Cuando las aves vuelan en V y los humanos olvidamos cómo hacerlo

Una mañana helada de febrero como todos los días, salía de mi casa para ir al trabajo,  ese día era especial “había dejado de llover,” era la primera vez que veía el cielo azul en semanas.  Las borrascas e intensas lluvias habían quedado atrás dejando las calles húmedas pero con el cantar de las aves revoloteando entre las fachadas de los edificios de Madrid.

Era una mañana como cualquier otra, con la diferencia de que hice una pausa para mirar hacia el cielo.  En ese momento la magia ocurrió.

Hay un momento mágico en el cielo que casi siempre pasa desapercibido al ojo humano por la vida que llevamos; el instante en que una bandada de aves traza una V perfecta surcando el cielo mientras migra.

No es solo belleza!

No es solo instinto!

Es una lección de vida que la naturaleza nos ofrece y que, paradójicamente, la especie más “inteligente” del planeta parece haber olvidado.

La sabiduría del vuelo en V

Las aves migratorias vuelan en V porque han descubierto —sin discursos, sin ideologías, sin egos— que juntas llegan más lejos.

La ciencia lo confirma: el ave que va al frente corta el viento y reduce la resistencia para las que vienen detrás, permitiendo que toda la bandada avance con menos esfuerzo A B.

Cuando esa líder se cansa, otra la reemplaza, sin drama, sin competencia tóxica, sin necesidad de demostrar superioridad.

Es liderazgo distribuido,  es colaboración pura y supervivencia colectiva.

Siempre he admirado como en el reino animal el liderazgo y otros comportamientos  surgen de manera natural, en pro de la sobrevivencia del grupo, llámese manada, parvada o cardumen.
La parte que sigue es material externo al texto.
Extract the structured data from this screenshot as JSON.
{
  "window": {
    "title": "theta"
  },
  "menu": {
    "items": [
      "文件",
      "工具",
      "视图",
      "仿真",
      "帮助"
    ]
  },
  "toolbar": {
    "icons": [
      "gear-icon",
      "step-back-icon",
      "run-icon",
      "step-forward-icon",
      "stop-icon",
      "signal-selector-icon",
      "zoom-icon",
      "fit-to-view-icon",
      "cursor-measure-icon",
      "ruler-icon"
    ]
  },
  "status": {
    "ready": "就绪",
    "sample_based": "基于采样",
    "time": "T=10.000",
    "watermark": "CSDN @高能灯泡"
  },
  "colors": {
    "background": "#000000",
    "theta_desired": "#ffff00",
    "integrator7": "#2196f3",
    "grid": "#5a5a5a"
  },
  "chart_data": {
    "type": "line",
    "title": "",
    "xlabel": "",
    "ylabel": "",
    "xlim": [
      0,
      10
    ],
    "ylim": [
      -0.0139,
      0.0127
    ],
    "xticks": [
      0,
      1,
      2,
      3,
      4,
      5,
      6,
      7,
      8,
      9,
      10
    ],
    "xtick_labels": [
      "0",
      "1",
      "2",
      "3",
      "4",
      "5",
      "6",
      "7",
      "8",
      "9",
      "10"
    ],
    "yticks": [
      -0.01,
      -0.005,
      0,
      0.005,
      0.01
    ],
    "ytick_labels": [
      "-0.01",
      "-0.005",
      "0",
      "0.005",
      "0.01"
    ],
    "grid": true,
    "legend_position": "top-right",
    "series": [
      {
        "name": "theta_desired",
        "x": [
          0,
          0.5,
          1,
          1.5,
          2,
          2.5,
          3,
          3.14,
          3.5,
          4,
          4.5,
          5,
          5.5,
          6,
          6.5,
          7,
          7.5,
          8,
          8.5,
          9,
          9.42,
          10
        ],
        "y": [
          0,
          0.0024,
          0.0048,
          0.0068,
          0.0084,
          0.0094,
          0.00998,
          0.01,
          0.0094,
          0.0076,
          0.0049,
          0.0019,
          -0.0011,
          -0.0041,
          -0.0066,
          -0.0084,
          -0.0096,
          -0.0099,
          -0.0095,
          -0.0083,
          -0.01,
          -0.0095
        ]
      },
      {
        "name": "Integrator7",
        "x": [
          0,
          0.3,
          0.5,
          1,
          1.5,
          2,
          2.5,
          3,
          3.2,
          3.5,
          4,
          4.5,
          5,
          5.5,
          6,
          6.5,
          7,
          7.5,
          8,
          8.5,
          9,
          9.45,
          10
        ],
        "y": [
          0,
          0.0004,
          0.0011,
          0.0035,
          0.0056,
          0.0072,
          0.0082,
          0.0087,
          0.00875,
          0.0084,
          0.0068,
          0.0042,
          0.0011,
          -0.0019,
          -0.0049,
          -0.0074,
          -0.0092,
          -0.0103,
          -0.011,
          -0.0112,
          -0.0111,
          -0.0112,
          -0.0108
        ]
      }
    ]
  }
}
En muchas especies, los más fuertes toman la punta, pero rotan para que todos puedan descansar y continuar el viaje C.

Esto es el A B C de las especies…

Los veteranos guían, los jóvenes aportan energía, los débiles no son abandonados: se ajusta el ritmo para que nadie quede atrás.

La magia ocurre en todos lados, sólo que no la observamos, porque vivimos “mirando sin ver”.  Un ejemplo de ello fue en uno de mis viajes por el canal de Beagle ubicado en el extremo austral de América del Sur, que conecta parcialmente las aguas del océano Pacífico con las del océano Atlántico, en ese helado lugar del planeta llamado “tierra de fuego” he visto dos ejemplos del trabajo en equipo del reino animal.  En esa oportunidad pude disfrutar de la observación en cetáceos, pingüinos Magallanes y Papúa, lobos marinos, y aves que solo existen al sur de Argentina como el Cormorán Imperial.
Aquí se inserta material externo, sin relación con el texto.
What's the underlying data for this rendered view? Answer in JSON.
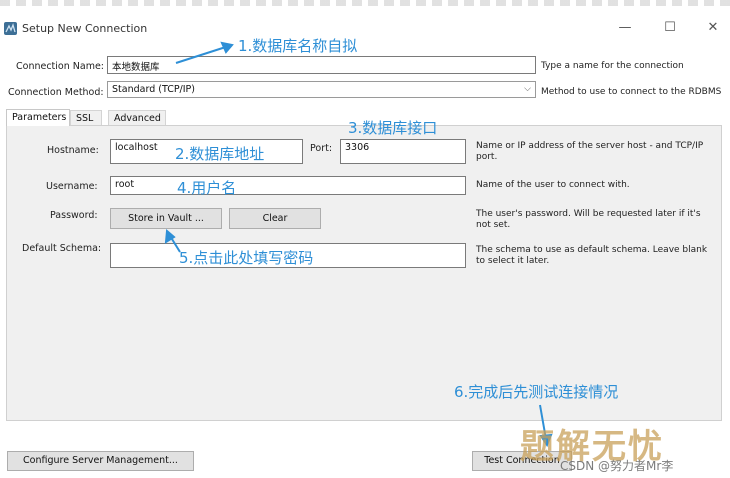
{
  "window": {
    "title": "Setup New Connection",
    "minimize_glyph": "—",
    "maximize_glyph": "☐",
    "close_glyph": "✕"
  },
  "connection_name": {
    "label": "Connection Name:",
    "value": "本地数据库",
    "hint": "Type a name for the connection"
  },
  "connection_method": {
    "label": "Connection Method:",
    "value": "Standard (TCP/IP)",
    "hint": "Method to use to connect to the RDBMS"
  },
  "tabs": [
    {
      "label": "Parameters",
      "active": true
    },
    {
      "label": "SSL",
      "active": false
    },
    {
      "label": "Advanced",
      "active": false
    }
  ],
  "params": {
    "hostname": {
      "label": "Hostname:",
      "value": "localhost",
      "hint": "Name or IP address of the server host - and TCP/IP port."
    },
    "port": {
      "label": "Port:",
      "value": "3306"
    },
    "username": {
      "label": "Username:",
      "value": "root",
      "hint": "Name of the user to connect with."
    },
    "password": {
      "label": "Password:",
      "store_button": "Store in Vault ...",
      "clear_button": "Clear",
      "hint": "The user's password. Will be requested later if it's not set."
    },
    "default_schema": {
      "label": "Default Schema:",
      "value": "",
      "hint": "The schema to use as default schema. Leave blank to select it later."
    }
  },
  "footer": {
    "configure_button": "Configure Server Management...",
    "test_button": "Test Connection"
  },
  "annotations": {
    "a1": "1.数据库名称自拟",
    "a2": "2.数据库地址",
    "a3": "3.数据库接口",
    "a4": "4.用户名",
    "a5": "5.点击此处填写密码",
    "a6": "6.完成后先测试连接情况"
  },
  "overlay": {
    "watermark": "题解无忧",
    "credit": "CSDN @努力者Mr李"
  },
  "colors": {
    "annotation": "#2e8fd6",
    "panel": "#f0f0f0",
    "button": "#e1e1e1"
  }
}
Las ballenas jorobadas en plena migración hacen su viaje con las lideres (abuelas) a la punta guiando el camino y cuidando en la retaguardia a las crías, todo un espectáculo de trabajo en equipo. En la misma experiencia navegamos hasta la isla Martillo, sitio de anidación de los pingüinos magallanes sorprendiendo como son criadores monógamos y ambos padres son dedicados a cuidar intensamente a sus crías.

La naturaleza no entiende de individualismos, entiende de equilibrio.

El contraste humano: cuando el ego rompe la formación.

Mientras tanto, los seres humanos —la especie que se autoproclama dominante— caminamos por el mundo rompiendo nuestras propias formaciones.

Nos fragmentamos por:

• ego

• política

• religión

• nacionalidad

• ideologías

• prejuicios

• xenofobia

Nos cuesta volar juntos porque hemos convertido la diferencia en amenaza, y el individualismo en virtud.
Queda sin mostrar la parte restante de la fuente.